Luz del Fuego nasceu Dora Vivacqua, em família abastada, em que reinavam protocolos, etiquetas, boas escolas, empregadas e “irmãs casadoiras”. Passou a infância e a adolescência em Belo Horizonte, quando já sente queimar tanto o tédio dos rituais provincianos quanto a confessa necessidade de aparecer.
Como não vê problema em criar escândalos, não se sabe se faz dos escândalos sua arte ou se é sua subversiva maneira de estar no mundo que a faz artista. Até deu tiros para o alto no Theatro Municipal do Rio de Janeiro em pleno baile de segunda-feira de Carnaval, vestida de noivinha e rodeada pela fina flor da sociedade carioca, enquanto morria de rir —uma cena marcante, narrada logo no começo do livro.
Tornou-se uma estrela conhecida na metade do século 20 por fazer apresentações de dança com serpentes. Embora também fosse escritora, passou a ser admirada e requisitada como uma vedete, uma mulher exótica, aparecendo quase sem roupa na capa de grandes revistas brasileiras quando a maioria de nossas avós não fazia nada além de criar filhos, muitas vezes às dezenas.
Claro que o fato de ter um irmão senador, uma família aristocrática —com ascendência que vai parar em ninguém menos que o padre Antônio Vieira—, estudos e amigos endinheirados também lhe concederam muitos cruzeiros de tolerância.
Mais tarde, ela foi morar numa ilha perto de Paquetá, no Rio de Janeiro, na qual passou a permitir a entrada somente sem roupa: a ilha do Sol, onde morreu aos 50 anos. Tornou-se naturista militante, chegando a se dedicar politicamente a essa causa. Seu nome se tornou sinônimo de ofensa à ordem no país que passaria pela ditadura militar em breve.
Tudo isso está no título cujo autor, o espanhol Javier Montes, soube ver que, no “tonzinho” empregado quando ouviu falar de Luz del Fuego nos anos em que esteve no Brasil, existem camadas profundas da cultura brasileira e da sua relação com as mulheres.
O problema é que ele não chega a tocar essas camadas, mas beira o antiquado gênero da crônica de costumes, brindando enumerações enciclopédicas de nomes de tecidos finos, doces e demais artigos luxuosos dos eventos cotidianos da vida família Vilacqua, ironizando certa cafonice.

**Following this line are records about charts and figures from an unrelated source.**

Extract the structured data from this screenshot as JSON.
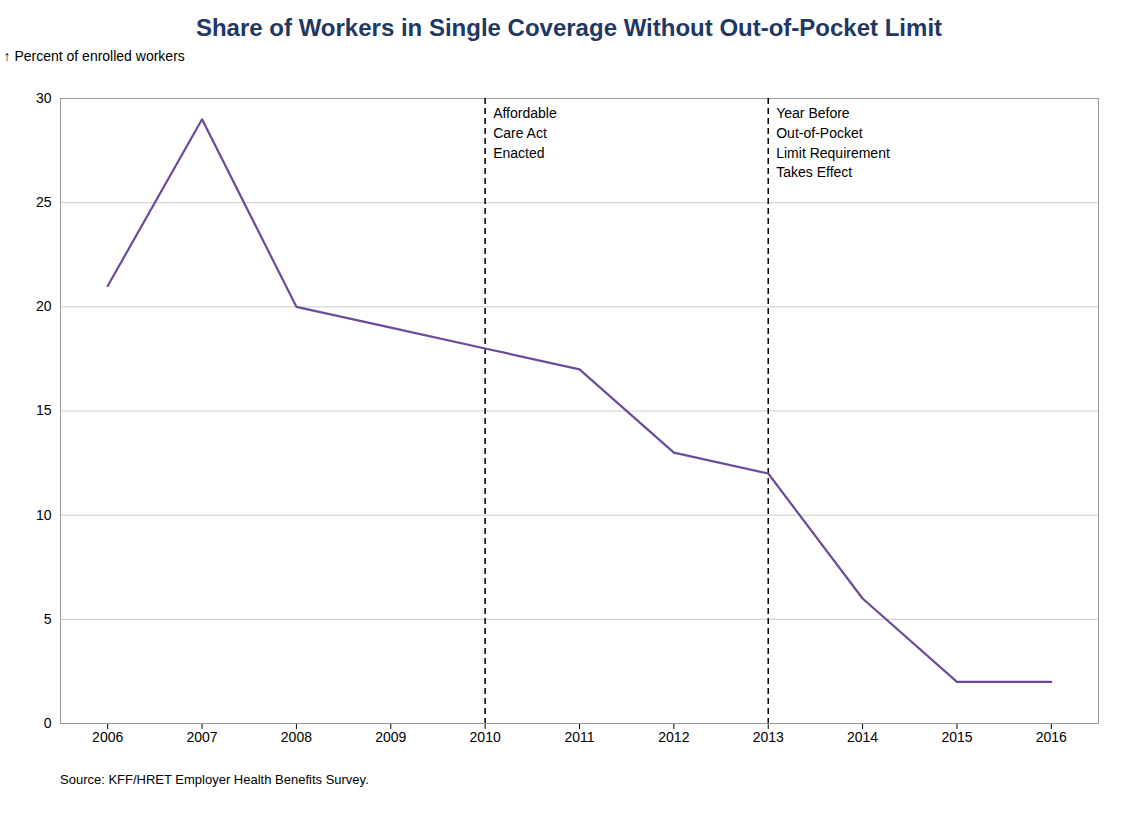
{
  "chart_data": {
    "type": "line",
    "title": "Share of Workers in Single Coverage Without Out-of-Pocket Limit",
    "ylabel": "Percent of enrolled workers",
    "source": "Source: KFF/HRET Employer Health Benefits Survey.",
    "x": [
      2006,
      2007,
      2008,
      2009,
      2010,
      2011,
      2012,
      2013,
      2014,
      2015,
      2016
    ],
    "values": [
      21,
      29,
      20,
      19,
      18,
      17,
      13,
      12,
      6,
      2,
      2
    ],
    "color": "#6b4b9a",
    "title_color": "#1f3864",
    "xlim": [
      2005.5,
      2016.5
    ],
    "xticks": [
      2006,
      2007,
      2008,
      2009,
      2010,
      2011,
      2012,
      2013,
      2014,
      2015,
      2016
    ],
    "ylim": [
      0,
      30
    ],
    "yticks": [
      0,
      5,
      10,
      15,
      20,
      25,
      30
    ],
    "grid": true,
    "annotations": [
      {
        "x": 2010,
        "text": "Affordable\nCare Act\nEnacted",
        "line_style": "dashed"
      },
      {
        "x": 2013,
        "text": "Year Before\nOut-of-Pocket\nLimit Requirement\nTakes Effect",
        "line_style": "dashed"
      }
    ]
  }
}
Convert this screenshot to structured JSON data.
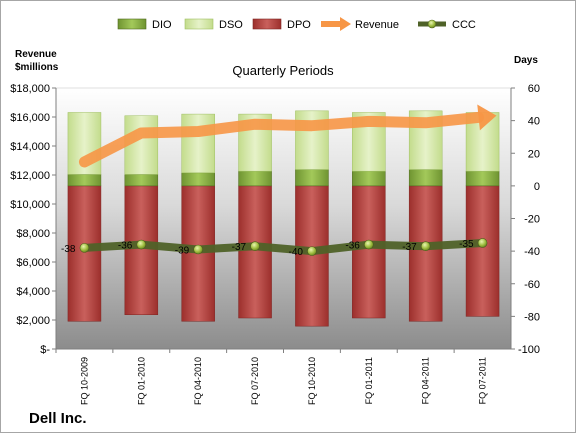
{
  "chart_data": {
    "type": "bar",
    "subtitle": "Quarterly Periods",
    "company": "Dell Inc.",
    "left_axis": {
      "title_line1": "Revenue",
      "title_line2": "$millions",
      "ylim": [
        0,
        18000
      ],
      "ticks": [
        0,
        2000,
        4000,
        6000,
        8000,
        10000,
        12000,
        14000,
        16000,
        18000
      ],
      "tick_labels": [
        "$-",
        "$2,000",
        "$4,000",
        "$6,000",
        "$8,000",
        "$10,000",
        "$12,000",
        "$14,000",
        "$16,000",
        "$18,000"
      ]
    },
    "right_axis": {
      "title": "Days",
      "ylim": [
        -100,
        60
      ],
      "ticks": [
        -100,
        -80,
        -60,
        -40,
        -20,
        0,
        20,
        40,
        60
      ],
      "tick_labels": [
        "-100",
        "-80",
        "-60",
        "-40",
        "-20",
        "0",
        "20",
        "40",
        "60"
      ]
    },
    "categories": [
      "FQ 10-2009",
      "FQ 01-2010",
      "FQ 04-2010",
      "FQ 07-2010",
      "FQ 10-2010",
      "FQ 01-2011",
      "FQ 04-2011",
      "FQ 07-2011"
    ],
    "series": [
      {
        "name": "DIO",
        "kind": "bar-days",
        "values": [
          7,
          7,
          8,
          9,
          10,
          9,
          10,
          9
        ],
        "color": "#8db33c"
      },
      {
        "name": "DSO",
        "kind": "bar-days",
        "values": [
          38,
          36,
          36,
          35,
          36,
          36,
          36,
          36
        ],
        "color": "#d6e8a8"
      },
      {
        "name": "DPO",
        "kind": "bar-days-negative",
        "values": [
          83,
          79,
          83,
          81,
          86,
          81,
          83,
          80
        ],
        "color": "#c0504d"
      },
      {
        "name": "Revenue",
        "kind": "line-left",
        "values": [
          12900,
          14900,
          15000,
          15500,
          15400,
          15700,
          15600,
          16000
        ],
        "color": "#f79646"
      },
      {
        "name": "CCC",
        "kind": "line-days",
        "values": [
          -38,
          -36,
          -39,
          -37,
          -40,
          -36,
          -37,
          -35
        ],
        "labels": [
          "-38",
          "-36",
          "-39",
          "-37",
          "-40",
          "-36",
          "-37",
          "-35"
        ],
        "color": "#4f6228"
      }
    ],
    "legend_position": "top",
    "grid": false
  }
}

O autor também dá descrições detidas e longas sobre a boemia carioca do Rio de Janeiro dos anos 1940 e 1950 na Lapa e apresenta dedicação quase naturalista às espécies de serpentes do Brasil e à existência de Carmen Miranda e outros estereótipos. Enfim, trata-se de um livro encantado com um Brasil folclórico, que bate palmas à mulher transgressora em um cenário, mas não a percebe em seu contexto.
O livro oferece hipóteses causais que não param em pé, apesar da escrita por vezes cheia de efeitos. Repetindo, consciente ou inconscientemente, o gesto de filiar a existência de Luz del Fuego como fenômeno a um homem, ensaia atribuir a posição de evento fundador da personalidade incendiária da mulher a um incêndio causado pelos jovens Carlos Drummond de Andrade e Pedro Nava à casa dos Vivacqua em um ato rebelde.
Em canção composta em homenagem a Luz del Fuego, Rita Lee cantou: “Eu hoje represento a cigarra/ Que ainda vai cantar/ Nesse formigueiro quem tem ouvidos/ Vai poder escutar/ Meu grito” —versos que fazem pensar que talvez só se possa abordar as víboras gigantes ao redor de Luz del Fuego compreendendo seres como as formigas e, principalmente, as cigarras que ainda vão cantar.